Your small and medium business CFO resource.

Cash for Impact



Small Business Secrets: Practices that Aid Personal Finances 0

Posted on May 20, 2015 by Tiffany C. Wright
Financial management is financial health

Managing your money like a successful small business owner can enhance your financial health.

There are a number of activities that small business owners routinely engage in out of necessity. For example, for successful small businesses, cash is king. You can be profitable yet have very poor cash flow because you did not structure the timing of your inflows to exceed your outflows. Most ongoing successful business owners have developed the ability to forecast and manage cash. Learning to do this and other activities bodes well for individuals and improving both their personal financial management capabilities and their actual personal finances.

Managing Cash Flow

I plan out my cash flows 12 weeks in advance. If I see that I’ll have a large outflow in a given week, I’ll make adjustments in other weeks to ensure I have the cash or I’ll use our credit cards or line of credit. But I make sure that I can pay these down within 1-2 months. In addition, I plan out capital expenditures 1-2 years in advance. That way, I can explore ways to fund those expenditures in advance such as a lease, term loan or (more rarely) one or more investors.

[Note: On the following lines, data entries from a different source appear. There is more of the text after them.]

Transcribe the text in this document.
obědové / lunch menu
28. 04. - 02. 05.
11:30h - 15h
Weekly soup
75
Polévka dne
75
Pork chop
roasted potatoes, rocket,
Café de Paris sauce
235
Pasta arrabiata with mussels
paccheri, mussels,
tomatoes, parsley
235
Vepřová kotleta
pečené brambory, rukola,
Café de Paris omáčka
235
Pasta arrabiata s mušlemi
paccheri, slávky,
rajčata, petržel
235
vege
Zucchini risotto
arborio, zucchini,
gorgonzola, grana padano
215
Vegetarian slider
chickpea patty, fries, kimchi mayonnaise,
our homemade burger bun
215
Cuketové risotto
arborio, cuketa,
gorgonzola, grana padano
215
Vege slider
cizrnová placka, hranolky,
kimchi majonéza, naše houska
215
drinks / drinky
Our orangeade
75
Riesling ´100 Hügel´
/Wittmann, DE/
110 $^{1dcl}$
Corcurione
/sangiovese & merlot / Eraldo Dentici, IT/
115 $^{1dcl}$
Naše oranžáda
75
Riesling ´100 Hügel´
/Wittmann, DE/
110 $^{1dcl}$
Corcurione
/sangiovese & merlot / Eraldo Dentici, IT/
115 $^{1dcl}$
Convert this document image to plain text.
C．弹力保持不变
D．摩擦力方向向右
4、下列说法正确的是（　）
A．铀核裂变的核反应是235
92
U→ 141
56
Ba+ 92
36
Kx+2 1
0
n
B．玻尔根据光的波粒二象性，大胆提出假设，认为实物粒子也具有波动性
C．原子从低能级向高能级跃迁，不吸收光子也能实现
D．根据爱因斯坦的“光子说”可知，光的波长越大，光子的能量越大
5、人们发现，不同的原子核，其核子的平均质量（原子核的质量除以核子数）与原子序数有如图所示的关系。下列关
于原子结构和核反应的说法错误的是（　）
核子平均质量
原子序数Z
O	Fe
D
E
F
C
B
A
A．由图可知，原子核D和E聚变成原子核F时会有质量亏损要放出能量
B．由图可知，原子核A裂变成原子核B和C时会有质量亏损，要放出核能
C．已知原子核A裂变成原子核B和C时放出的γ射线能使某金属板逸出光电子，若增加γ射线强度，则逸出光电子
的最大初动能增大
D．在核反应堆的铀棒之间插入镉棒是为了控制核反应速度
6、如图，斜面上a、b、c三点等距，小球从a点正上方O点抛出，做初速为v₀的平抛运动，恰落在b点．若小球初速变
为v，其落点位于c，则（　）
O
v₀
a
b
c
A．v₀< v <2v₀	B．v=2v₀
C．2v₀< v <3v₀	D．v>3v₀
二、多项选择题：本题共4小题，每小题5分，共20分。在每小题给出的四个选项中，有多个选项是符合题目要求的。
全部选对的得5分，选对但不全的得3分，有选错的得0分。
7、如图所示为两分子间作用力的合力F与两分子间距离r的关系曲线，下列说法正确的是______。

People can use this same planning and discipline to manage their personal finances. Treat those major vacations and large purchases like capital expenditures. Know your personal inflows and outflows and timing and only use your credit cards to cover the gaps or to allow time for more cash to come in before you pay out (i.e., you delay the cash outflow by 25 or more days by putting it on the credit card).

Poor financial management

Poor financial management is evidenced by overdue bills, maxed out credit cards and little cash.

No Reliance on One Income Source

Another thing is, as a business owner, I try not to place more than 5-10% of my business with any one customer. Sometimes a customer may jump to a much higher percentage (which is usually great!), but then I focus on expanding customers or the business to again lower that percentage. Most non-investors and non-business owners have one or two sources of income – their own and that of their spouse, if they’re married. To generate cash from other sources, you can invest in real estate, invest in bonds, invest in stocks that pay dividends, freelance, have a part-time job,… The point is to reduce your reliance on your paycheck through multiple methods so you don’t experience a massive shock if you lose that paycheck.

Periodically Extract Money and Invest

Finally, I am currently growing my business. However, with previous businesses, I pulled money out of the business periodically and invested in other assets – other businesses, stocks, and real estate. I want to build the value of my business by retaining some profits but I need to reduce the risk of a negative impact on my personal finances if something unexpected happens and adversely slams my business. You can benefit from doing the same personally. Take money from your paycheck and invest it in something, preferably, multiple assets that you know and are comfortable with. You increase your net worth over time and reduce the likelihood that one asset will collapse and wipe you out financially.